2022 Borlaug Dialogue Recap: Dynamic Cooperation & Unusual Partners
Three experts shared their experiences and commitment to the advancement to agriculture during a fireside chat titled “Dynamic Cooperation and Unique Partners” on the first day of the 2022 International Borlaug Dialogue.
- Godfrey Bahiigwa, Director of Agriculture and Rural Development at African Union Commission,
- Manuel Otero, Director General of the Inter-American Institute for Cooperation on Agriculture, and
- Jyotsna Puri, Associate Vice President at the International Fund for Agricultural Development.
The conversation was moderated by World Food Prize Foundation President Barbara Stinson.
Puri kicked off the session by highlighting the importance of private-sector incentive programs that support rural communities, emphasizing that to achieve progress on a greater scale the global community must first act on the farmer level. Industry-wide attention to smallholder farmers will empower communities and aid in improved nutrition overall.
According to Otero, long-term policies are key in achieving sustainable advancements. The Latin America and Caribbean region must take advantage of this unique juncture to make progress in agriculture development, he said.
Bahiigwa discussed four priorities in the battle for improved nutrition and food access: reducing food waste, reevaluating trade, taking advantage of science, and looking towards sustainable food production.

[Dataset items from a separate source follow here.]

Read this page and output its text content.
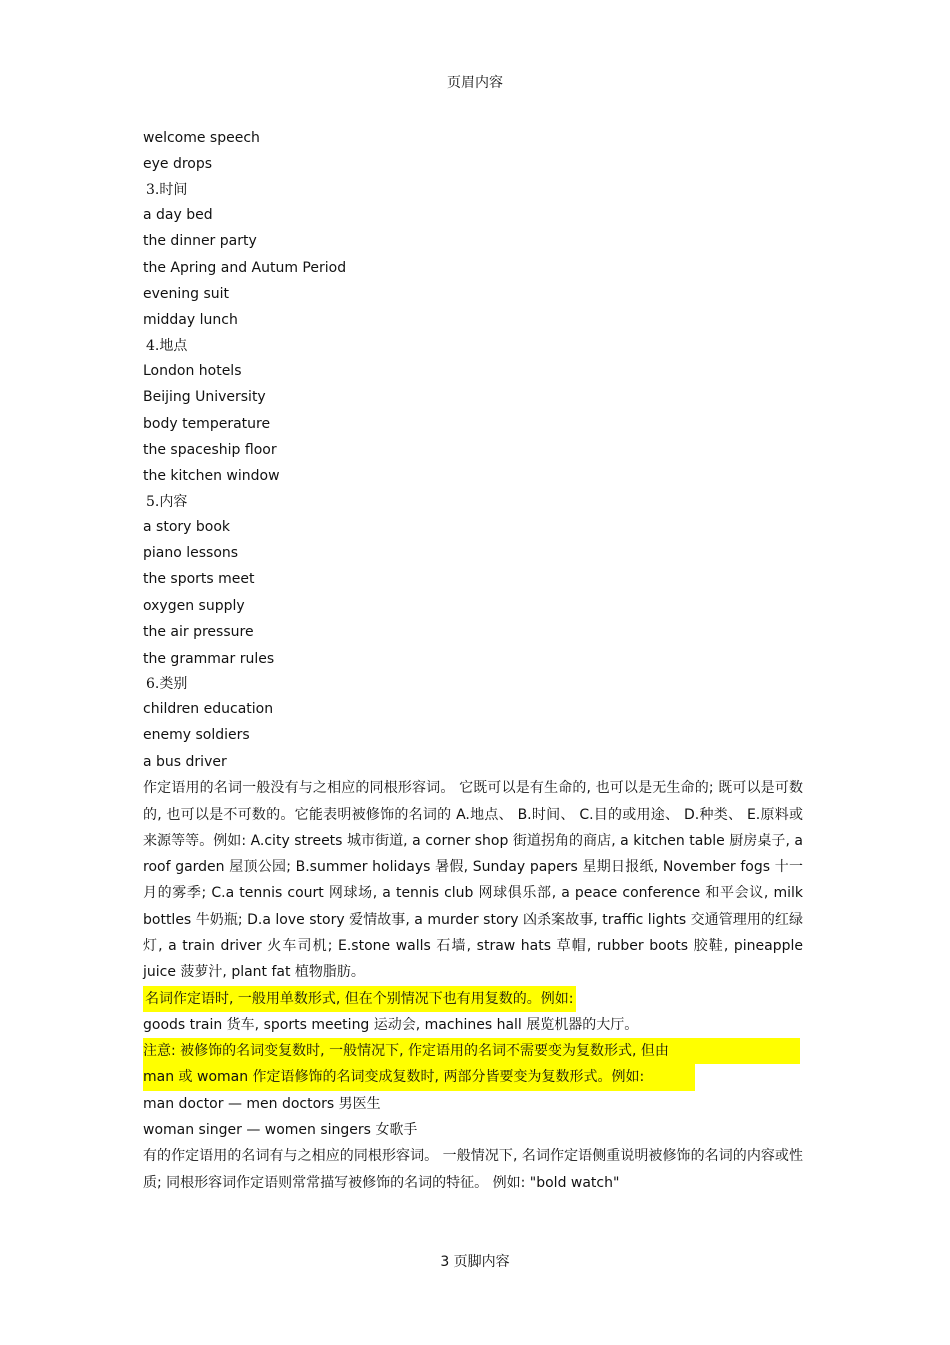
页眉内容
welcome speech
eye drops
3.时间
a day bed
the dinner party
the Apring and Autum Period
evening suit
midday lunch
4.地点
London hotels
Beijing University
body temperature
the spaceship floor
the kitchen window
5.内容
a story book
piano lessons
the sports meet
oxygen supply
the air pressure
the grammar rules
6.类别
children education
enemy soldiers
a bus driver

作定语用的名词一般没有与之相应的同根形容词。 它既可以是有生命的, 也可以是无生命的; 既可以是可数的, 也可以是不可数的。它能表明被修饰的名词的 A.地点、 B.时间、 C.目的或用途、 D.种类、 E.原料或来源等等。例如: A.city streets 城市街道, a corner shop 街道拐角的商店, a kitchen table 厨房桌子, a roof garden 屋顶公园; B.summer holidays 暑假, Sunday papers 星期日报纸, November fogs 十一月的雾季; C.a tennis court 网球场, a tennis club 网球俱乐部, a peace conference 和平会议, milk bottles 牛奶瓶; D.a love story 爱情故事, a murder story 凶杀案故事, traffic lights 交通管理用的红绿灯, a train driver 火车司机; E.stone walls 石墙, straw hats 草帽, rubber boots 胶鞋, pineapple juice 菠萝汁, plant fat 植物脂肪。

名词作定语时, 一般用单数形式, 但在个别情况下也有用复数的。例如:
goods train 货车, sports meeting 运动会, machines hall 展览机器的大厅。
注意: 被修饰的名词变复数时, 一般情况下, 作定语用的名词不需要变为复数形式, 但由
man 或 woman 作定语修饰的名词变成复数时, 两部分皆要变为复数形式。例如:
man doctor — men doctors 男医生
woman singer — women singers 女歌手

有的作定语用的名词有与之相应的同根形容词。 一般情况下, 名词作定语侧重说明被修饰的名词的内容或性质; 同根形容词作定语则常常描写被修饰的名词的特征。 例如: "bold watch"

3 页脚内容
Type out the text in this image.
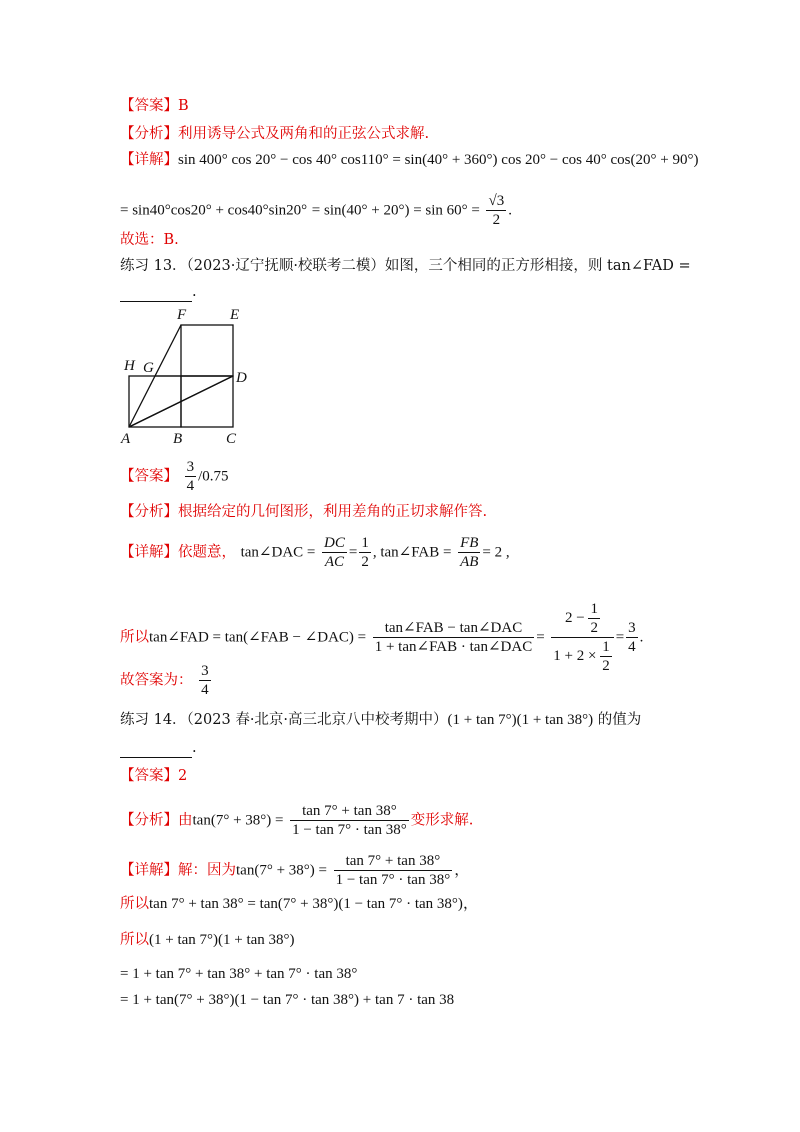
【答案】B
【分析】利用诱导公式及两角和的正弦公式求解.
【详解】sin 400° cos 20° − cos 40° cos110° = sin(40° + 360°) cos 20° − cos 40° cos(20° + 90°)
= $\sin 40^\circ\cos 20^\circ + \cos 40^\circ\sin 20^\circ = \sin(40^\circ + 20^\circ) = \sin 60^\circ = \frac{√3}{2}$ .
故选：B.
练习 13．（2023·辽宁抚顺·校联考二模）如图，三个相同的正方形相接，则 tan∠FAD =
.
F	E
H G
D
A	B	C
【答案】 $\frac{3}{4} /0.75$
【分析】根据给定的几何图形，利用差角的正切求解作答.
【详解】依题意， tan∠DAC = $\frac{DC}{AC} = \frac{1}{2}$ , tan∠FAB = $\frac{FB}{AB} = 2$ ,
所以tan∠FAD = tan(∠FAB − ∠DAC) = $\frac{\text{tan∠FAB − tan∠DAC}}{\text{1 + tan∠FAB · tan∠DAC}} = \frac{2 - \frac{1}{2}}{1 + 2 \times \frac{1}{2}} = \frac{3}{4}$ .
故答案为： $\frac{3}{4}$
练习 14．（2023 春·北京·高三北京八中校考期中）(1 + tan 7°)(1 + tan 38°) 的值为
.
【答案】2
【分析】由$\tan(7^\circ + 38^\circ) = \frac{\tan 7^\circ + \tan 38^\circ}{1 - \tan 7^\circ \cdot \tan 38^\circ}$ 变形求解.
【详解】解：因为$\tan(7^\circ + 38^\circ) = \frac{\tan 7^\circ + \tan 38^\circ}{1 - \tan 7^\circ \cdot \tan 38^\circ}$ ，
所以tan 7° + tan 38° = tan(7° + 38°)(1 − tan 7° · tan 38°)，
所以(1 + tan 7°)(1 + tan 38°)
= 1 + tan 7° + tan 38° + tan 7° · tan 38°
= 1 + tan(7° + 38°)(1 − tan 7° · tan 38°) + tan 7 · tan 38
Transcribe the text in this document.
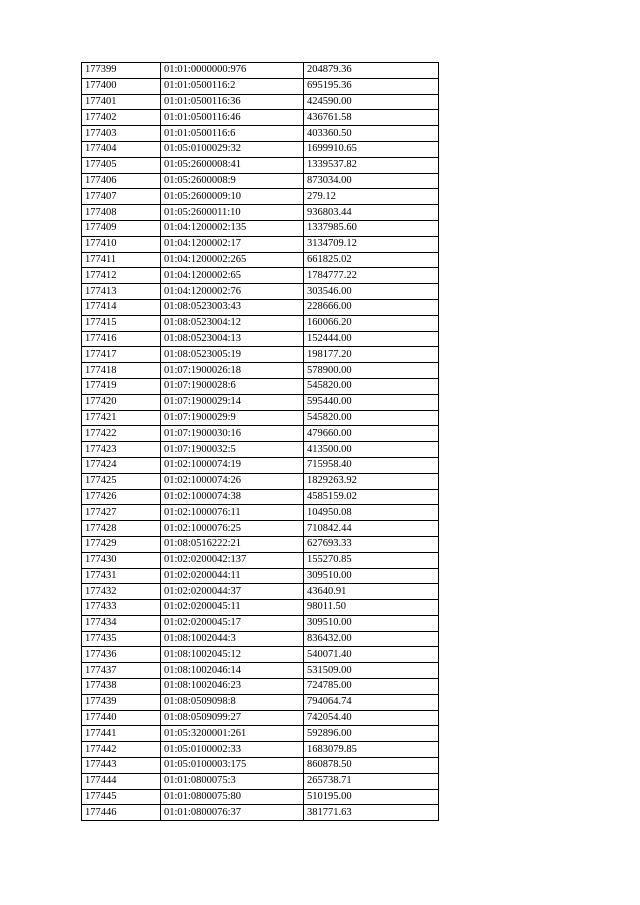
177399	01:01:0000000:976	204879.36
177400	01:01:0500116:2	695195.36
177401	01:01:0500116:36	424590.00
177402	01:01:0500116:46	436761.58
177403	01:01:0500116:6	403360.50
177404	01:05:0100029:32	1699910.65
177405	01:05:2600008:41	1339537.82
177406	01:05:2600008:9	873034.00
177407	01:05:2600009:10	279.12
177408	01:05:2600011:10	936803.44
177409	01:04:1200002:135	1337985.60
177410	01:04:1200002:17	3134709.12
177411	01:04:1200002:265	661825.02
177412	01:04:1200002:65	1784777.22
177413	01:04:1200002:76	303546.00
177414	01:08:0523003:43	228666.00
177415	01:08:0523004:12	160066.20
177416	01:08:0523004:13	152444.00
177417	01:08:0523005:19	198177.20
177418	01:07:1900026:18	578900.00
177419	01:07:1900028:6	545820.00
177420	01:07:1900029:14	595440.00
177421	01:07:1900029:9	545820.00
177422	01:07:1900030:16	479660.00
177423	01:07:1900032:5	413500.00
177424	01:02:1000074:19	715958.40
177425	01:02:1000074:26	1829263.92
177426	01:02:1000074:38	4585159.02
177427	01:02:1000076:11	104950.08
177428	01:02:1000076:25	710842.44
177429	01:08:0516222:21	627693.33
177430	01:02:0200042:137	155270.85
177431	01:02:0200044:11	309510.00
177432	01:02:0200044:37	43640.91
177433	01:02:0200045:11	98011.50
177434	01:02:0200045:17	309510.00
177435	01:08:1002044:3	836432.00
177436	01:08:1002045:12	540071.40
177437	01:08:1002046:14	531509.00
177438	01:08:1002046:23	724785.00
177439	01:08:0509098:8	794064.74
177440	01:08:0509099:27	742054.40
177441	01:05:3200001:261	592896.00
177442	01:05:0100002:33	1683079.85
177443	01:05:0100003:175	860878.50
177444	01:01:0800075:3	265738.71
177445	01:01:0800075:80	510195.00
177446	01:01:0800076:37	381771.63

He also urged the private-sector to consider investment in Africa and explore unique partnerships on the continent.
Purvi emphasized the need to “leverage and capitalize on opportunities we are witnessing in front of us.
Together, the global community must encourage the building, creating and sustaining of markets. But it needs to go beyond encouragement, Purvi said.
“It is time to stop making commitments, and it is time to start taking accountability,” she said.
Acknowledging the current issues and taking ownership will be pivotal in resolving pressing problems.
A common theme throughout the conversation was the urgency of cooperation. Stakeholders at every level should have a seat at the table, including smallholder farmers, whose voices must be amplified in these conversations so they are left behind.
Panelists noted that building unique partnerships across sectors and looking at each group as equals is the only way to move forward.
In a global moment where 1 billion people cannot afford a healthy diet, striving for dynamic cooperation among diverse groups is a necessary innovation to achieve our collective goal of food security for all.
Elizabeth Wilhelm is a senior at Iowa State University studying agricultural communications. She was a George Washington Carver intern at the World Food Prize Foundation in the spring of 2022.